Table 2. Experiment results on four HGB datasets. The best result is bolded and the runner-up is underlined. The error bar (±) denotes the standard deviation of the results over five runs. “–” denotes the models run out of memory.

5.2 Node Classification

Tables 2 and 3 summarize experimental results on node classification over five runs. From the tables, we observe that:

(1) The plain models, i.e., GCN, GAT and Transformer, perform well on all datasets when using proper inputs from HGB, indicating that preprocessing for input node features has great impact on model performance.

(2) Compared to the vanilla models mentioned earlier, SeHGNN and HINormer demonstrate superior performance, with SeHGNN being the best among metapath-based models and HINormer excelling among metapath-free models. By using the predefined metapaths, SeHGNN exploits semantic information to boost model performance. HINormer samples a fixed-length sequence for each node and designs an additional heterogeneous relation encoder, which enlarges the receptive field for each node and also models the heterogeneity.

(3) HetCAN achieves superior results across all HGB datasets, demonstrating its ability to generalize to datasets with varying degrees of heterogeneity. We attribute the generalization ability of our model to the Cascade Block, which allows us to simultaneously learn node-level and feature-level information. This enables the node representations to have more powerful expressive capabilities, thereby boosting both node classification and link prediction tasks.

Table 3. Experiment results on the large-scale dataset OGB-MAG. \(*\) denotes metapath-free models. The best result is bolded and the runner-up are underlined.

(4) Based on the results from the large-scale dataset OGB-MAG (see Table 3), we can observe that HetCAN outperforms all metapath-free competitors. This indicate that our method has further narrowed the gap between metapath-free models and metapath-based models on large-scale dataset. In addition, we further conduct efficiency studies on three datasets shown in Fig. 4, which demonstrates that our method is faster than SeHGNN, the winner of OGB-MAG dataset. Particularly, shown in Fig. 4(c), the convergence speed of our model is much faster than SeHGNN in the scenario with a large number of edge types (39 edge types in Freebase). This is because metapath-based methods require aggregating information through metapaths, and this inherent property results in slower training and convergence speeds.

5.3 Link Prediction

Table 4 summarizes the results on the downstream link prediction task over five runs. Based on this table, we observe that:

(1) Our method HetCAN consistently outperforms all advanced methods over both ROC-AUC and MRR metrics. Particularly, we achieve significant improvements on the Amazon and LastFM datasets. This indicates that our method can learn more expressive node representations with such a cascade structure, while also giving rise to the model’s performance on the link prediction task.

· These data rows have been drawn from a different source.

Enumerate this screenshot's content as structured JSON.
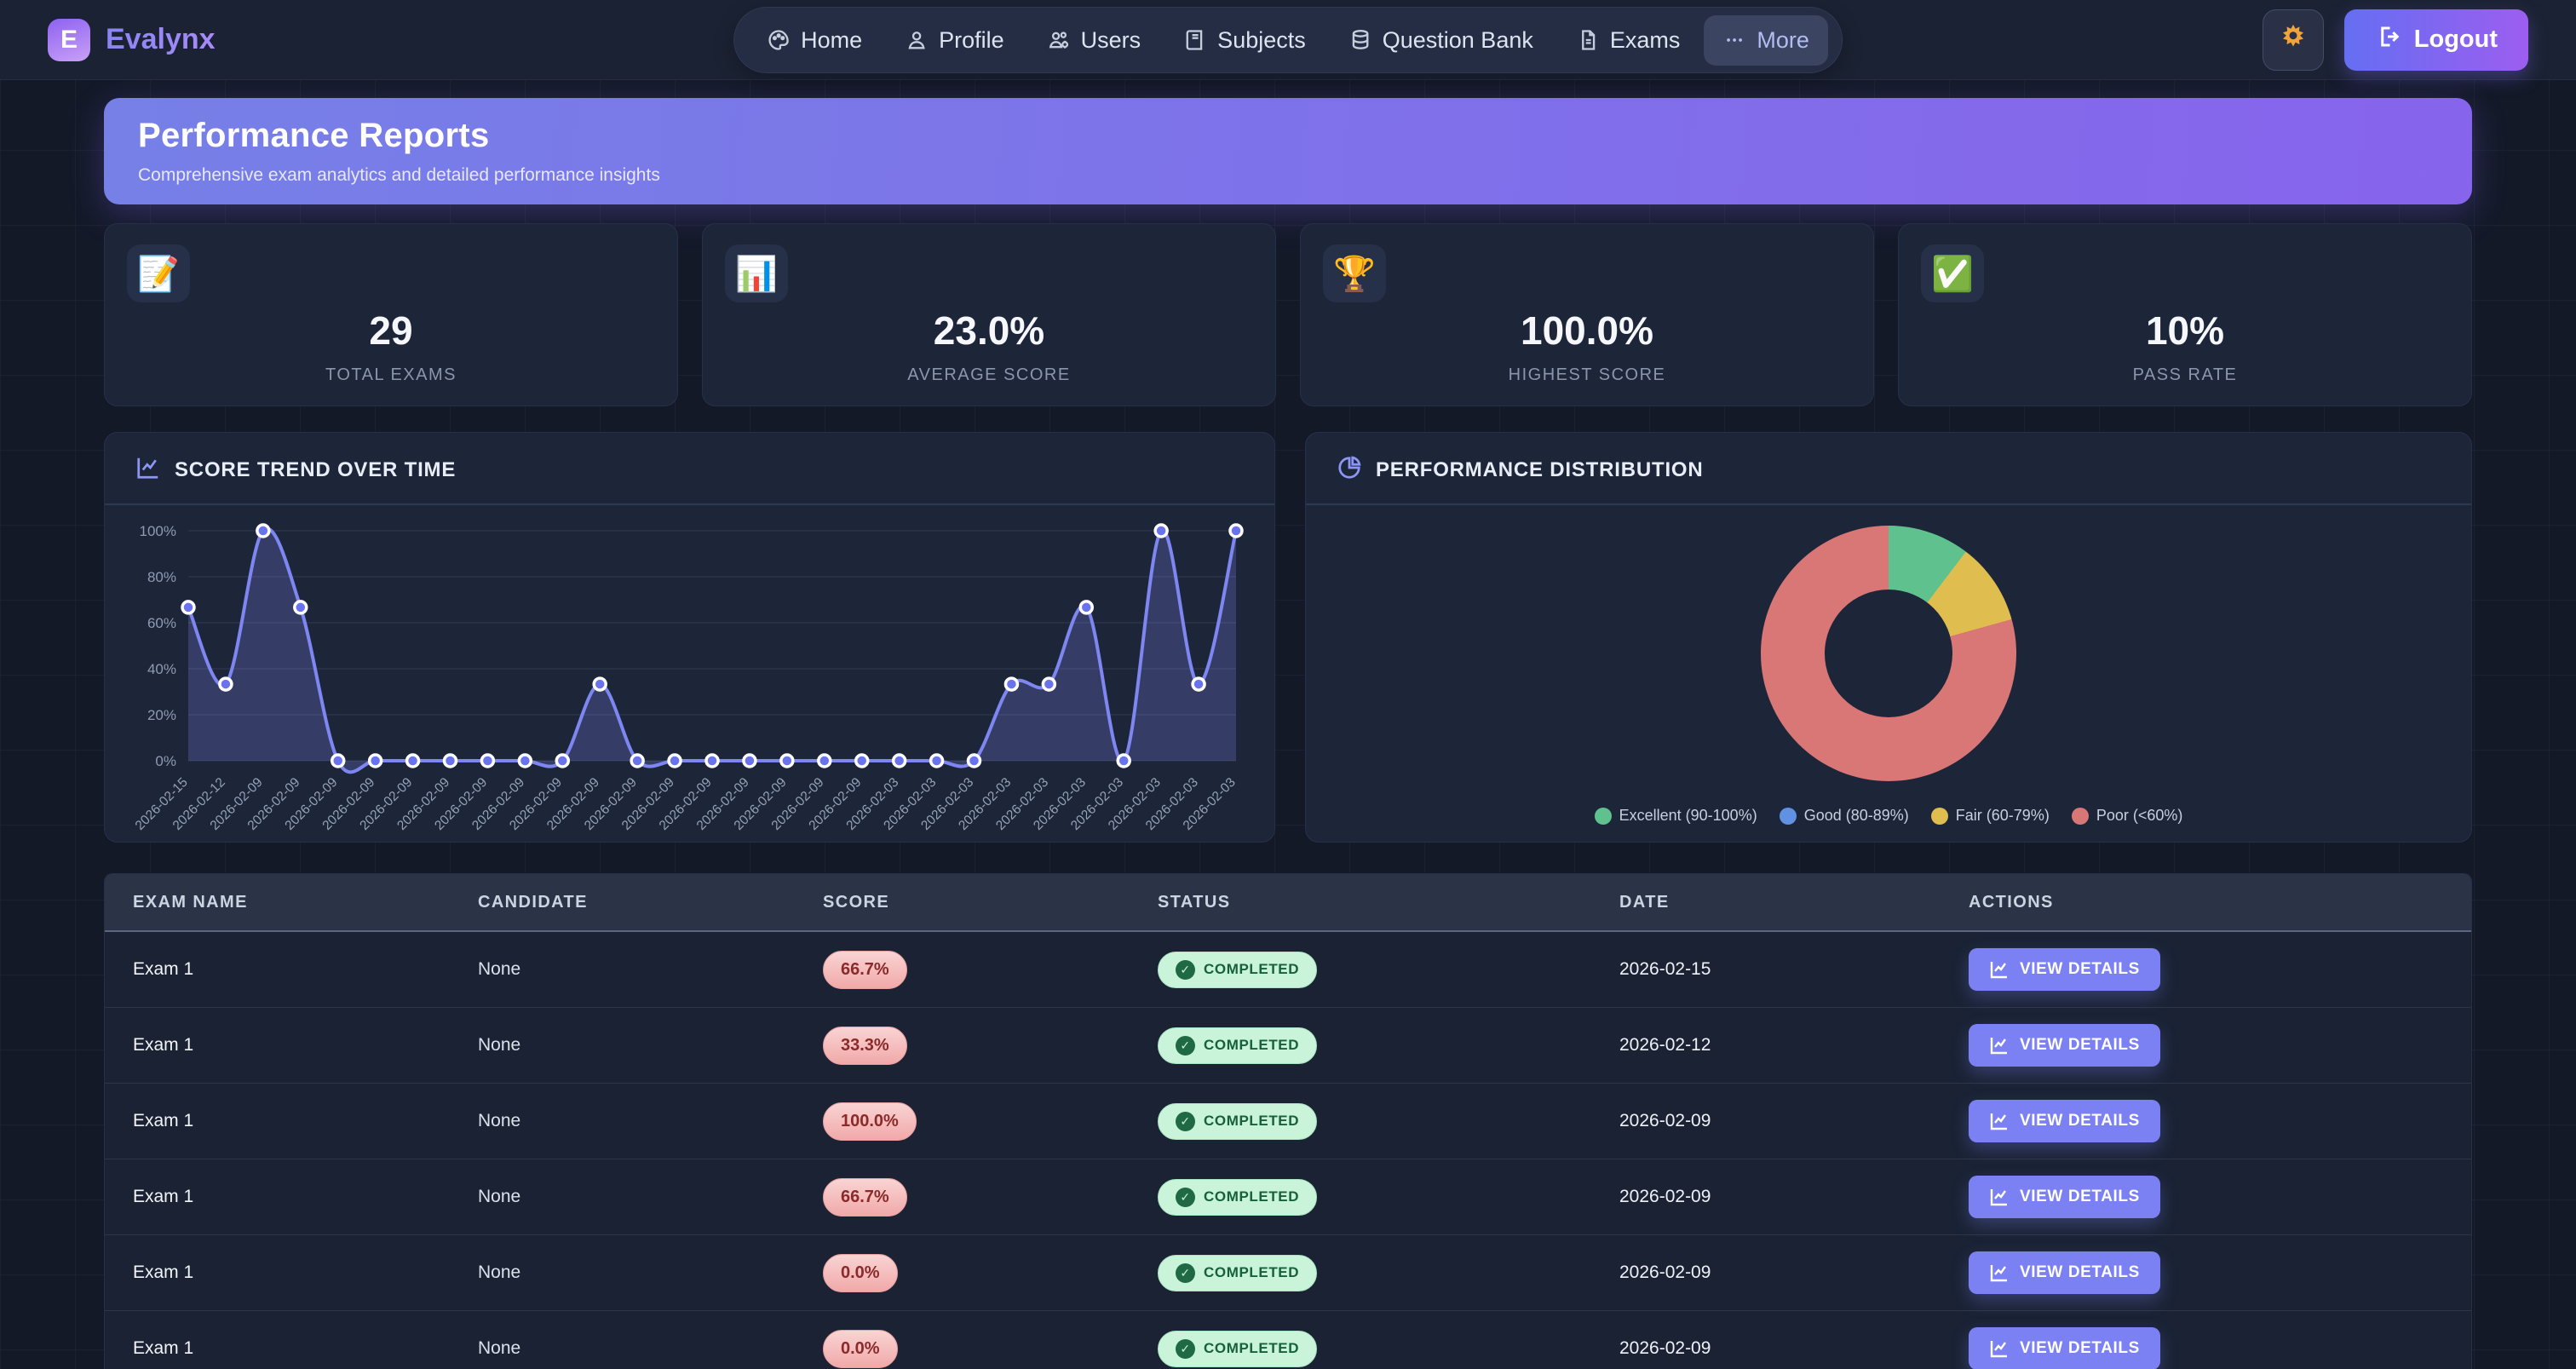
{
  "brand": {
    "logo_letter": "E",
    "name": "Evalynx"
  },
  "nav": {
    "items": [
      {
        "label": "Home",
        "icon": "palette-icon",
        "highlighted": false
      },
      {
        "label": "Profile",
        "icon": "user-icon",
        "highlighted": false
      },
      {
        "label": "Users",
        "icon": "users-gear-icon",
        "highlighted": false
      },
      {
        "label": "Subjects",
        "icon": "book-icon",
        "highlighted": false
      },
      {
        "label": "Question Bank",
        "icon": "database-icon",
        "highlighted": false
      },
      {
        "label": "Exams",
        "icon": "file-icon",
        "highlighted": false
      },
      {
        "label": "More",
        "icon": "ellipsis-icon",
        "highlighted": true
      }
    ]
  },
  "topbar": {
    "theme_icon": "sun-icon",
    "logout_label": "Logout"
  },
  "page_header": {
    "title": "Performance Reports",
    "subtitle": "Comprehensive exam analytics and detailed performance insights"
  },
  "stats": [
    {
      "icon": "memo-icon",
      "emoji": "📝",
      "value": "29",
      "label": "TOTAL EXAMS"
    },
    {
      "icon": "bar-chart-icon",
      "emoji": "📊",
      "value": "23.0%",
      "label": "AVERAGE SCORE"
    },
    {
      "icon": "trophy-icon",
      "emoji": "🏆",
      "value": "100.0%",
      "label": "HIGHEST SCORE"
    },
    {
      "icon": "check-icon",
      "emoji": "✅",
      "value": "10%",
      "label": "PASS RATE"
    }
  ],
  "chart_data": [
    {
      "type": "line",
      "title": "SCORE TREND OVER TIME",
      "title_icon": "chart-line-icon",
      "x": [
        "2026-02-15",
        "2026-02-12",
        "2026-02-09",
        "2026-02-09",
        "2026-02-09",
        "2026-02-09",
        "2026-02-09",
        "2026-02-09",
        "2026-02-09",
        "2026-02-09",
        "2026-02-09",
        "2026-02-09",
        "2026-02-09",
        "2026-02-09",
        "2026-02-09",
        "2026-02-09",
        "2026-02-09",
        "2026-02-09",
        "2026-02-09",
        "2026-02-03",
        "2026-02-03",
        "2026-02-03",
        "2026-02-03",
        "2026-02-03",
        "2026-02-03",
        "2026-02-03",
        "2026-02-03",
        "2026-02-03",
        "2026-02-03"
      ],
      "values": [
        66.7,
        33.3,
        100,
        66.7,
        0,
        0,
        0,
        0,
        0,
        0,
        0,
        33.3,
        0,
        0,
        0,
        0,
        0,
        0,
        0,
        0,
        0,
        0,
        33.3,
        33.3,
        66.7,
        0,
        100,
        33.3,
        100
      ],
      "ylim": [
        0,
        100
      ],
      "yticks": [
        "0%",
        "20%",
        "40%",
        "60%",
        "80%",
        "100%"
      ],
      "grid": true,
      "line_color": "#7e86f2",
      "fill_color": "rgba(126,134,242,0.25)",
      "point_fill": "#6a73ee",
      "point_stroke": "#ffffff"
    },
    {
      "type": "pie",
      "donut": true,
      "title": "PERFORMANCE DISTRIBUTION",
      "title_icon": "pie-icon",
      "legend_position": "bottom",
      "segments": [
        {
          "label": "Excellent (90-100%)",
          "value": 3,
          "percent": 10.3,
          "color": "#5fc28e"
        },
        {
          "label": "Good (80-89%)",
          "value": 0,
          "percent": 0,
          "color": "#6191e3"
        },
        {
          "label": "Fair (60-79%)",
          "value": 3,
          "percent": 10.3,
          "color": "#dfbd4f"
        },
        {
          "label": "Poor (<60%)",
          "value": 23,
          "percent": 79.4,
          "color": "#d97676"
        }
      ]
    }
  ],
  "table": {
    "headers": [
      "EXAM NAME",
      "CANDIDATE",
      "SCORE",
      "STATUS",
      "DATE",
      "ACTIONS"
    ],
    "action_label": "VIEW DETAILS",
    "rows": [
      {
        "exam": "Exam 1",
        "candidate": "None",
        "score": "66.7%",
        "status": "COMPLETED",
        "date": "2026-02-15"
      },
      {
        "exam": "Exam 1",
        "candidate": "None",
        "score": "33.3%",
        "status": "COMPLETED",
        "date": "2026-02-12"
      },
      {
        "exam": "Exam 1",
        "candidate": "None",
        "score": "100.0%",
        "status": "COMPLETED",
        "date": "2026-02-09"
      },
      {
        "exam": "Exam 1",
        "candidate": "None",
        "score": "66.7%",
        "status": "COMPLETED",
        "date": "2026-02-09"
      },
      {
        "exam": "Exam 1",
        "candidate": "None",
        "score": "0.0%",
        "status": "COMPLETED",
        "date": "2026-02-09"
      },
      {
        "exam": "Exam 1",
        "candidate": "None",
        "score": "0.0%",
        "status": "COMPLETED",
        "date": "2026-02-09"
      }
    ]
  }
}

(2) Compared to Simple-HGN, the runner-up on link prediction, our method achieves better performance. Our method introduces both the node-level and the feature-level high-order information through the cascade block, while Simple-HGN only uses learnable type embeddings to compensate for graph heterogeneity and ignores the feature high-order interactions.

5.4 Model Analysis

Ablation Studies. To validate effectiveness of the proposed components, we conduct ablation studies on four datasets by comparing with two variants of HetCAN: (1) we remove node type embeddings and replace it with all-one vectors, which is denoted by w/o Type-encoder; (2) we remove the dimension-aware encoder, which is denoted by w/o Dim-encoder. We report the results of ablation studies in Fig. 3 and give the following observations.

Table 4. Experiment results on link prediction. The best result is bolded and the runner-up is underlined. The error bar ( ± ) denotes the standard deviation of the results over five runs. “–” denotes the results are not available due to lack of metapaths on those datasets.
Fig. 3.
figure 3

Ablation studies.

Firstly, without the type-aware encoder, HetCAN fails to consider node type when performing attention mechanism, resulting in degradation of classification performance. Compared to other datasets, the absence of node type embeddings has more prominent impacts on Freebase that has more node types, indicating that introducing learnable node type embeddings explicitly can make up for type information and benefit the model’s performance. From another perspective, improvements on some datasets are not as significant as that on Freebase, thus how to further exploit the underlying semantic relations between nodes is still a promising direction and we will investigate it in future work.

Secondly, without dimension-aware encoder, HetCAN fails to capture latent feature interactions, resulting in a significant reduction of performance. We also notice that the absence of dimension-aware encoder has a more significant impact on Macro-F1 scores than Micro-F1. Especially on Freebase, the Macro-F1 is reduced by 2.88% and has a larger standard deviation, which indicates that dimension-aware encoder can benefit the robustness of our model.

Fig. 4.
figure 4

Efficiency study: x-axis shows the training time and y-axis is the Micro-F1 score on the validation set.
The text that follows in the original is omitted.